There's plenty of slow build up as Carpenter develops the tension in what seems like a typical Stephen King version of small town America. Various bits and pieces go bump in the night before Adrienne Barbeau's disc jockey realises what is going on and starts to broadcast a warning about the fog. Meanwhile the rest of the cast retreat from the fog and the watery walkers and seek refuge in priest Hal Holbrook's church for the final reveal about what the sailors want and the battle to keep them out at all cost. Strangely the events of the final night all happen rather quickly and there aren't as many deliberate jumps and frights as in Halloween. This is a more atmospheric piece that recalls a classic ghost story in a tone that is set by veteran actor John Houseman's opening camp-site retelling of the legend of the lost ship.


It's all quite creepy and although it never hits the heights of his first three films it's not too bad and the special effects have stood up quite well over the last 35 years.

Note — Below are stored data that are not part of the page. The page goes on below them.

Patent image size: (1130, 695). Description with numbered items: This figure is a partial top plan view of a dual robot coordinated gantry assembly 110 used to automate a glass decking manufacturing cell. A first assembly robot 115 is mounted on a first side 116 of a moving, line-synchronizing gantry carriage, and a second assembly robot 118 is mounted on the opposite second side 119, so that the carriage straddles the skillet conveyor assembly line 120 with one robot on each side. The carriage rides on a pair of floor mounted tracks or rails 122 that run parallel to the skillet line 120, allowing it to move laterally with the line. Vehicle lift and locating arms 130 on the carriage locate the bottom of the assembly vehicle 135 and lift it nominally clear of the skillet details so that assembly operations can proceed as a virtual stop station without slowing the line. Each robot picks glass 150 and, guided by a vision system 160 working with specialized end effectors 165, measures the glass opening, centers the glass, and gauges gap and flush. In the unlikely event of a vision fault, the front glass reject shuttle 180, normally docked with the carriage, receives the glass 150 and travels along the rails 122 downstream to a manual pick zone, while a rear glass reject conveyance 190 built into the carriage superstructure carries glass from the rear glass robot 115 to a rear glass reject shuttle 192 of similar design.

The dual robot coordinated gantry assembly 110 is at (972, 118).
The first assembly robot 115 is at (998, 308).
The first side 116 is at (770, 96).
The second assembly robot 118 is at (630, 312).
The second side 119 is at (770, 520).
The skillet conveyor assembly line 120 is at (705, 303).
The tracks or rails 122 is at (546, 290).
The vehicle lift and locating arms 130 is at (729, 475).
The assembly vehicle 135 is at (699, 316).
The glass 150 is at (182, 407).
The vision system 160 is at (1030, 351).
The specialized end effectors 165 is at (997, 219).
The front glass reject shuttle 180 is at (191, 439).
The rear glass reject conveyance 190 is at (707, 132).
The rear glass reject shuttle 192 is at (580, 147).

Of course it has a nice piece of John Carpenter electronic music for the theme and the cast are all pretty good. It's nice to see Napoleon Wilson himself, Darwin Joston, showing up briefly as Dr Phibes (the name is another nice reference). Like all films from the 1980s it has been remade recently, I haven't seen it but the reports are not good. If the original shows up somewhere then check it out and if you treat it like a ghost story rather than a slasher horror then it will be pretty entertaining. Three dripping zombie stars.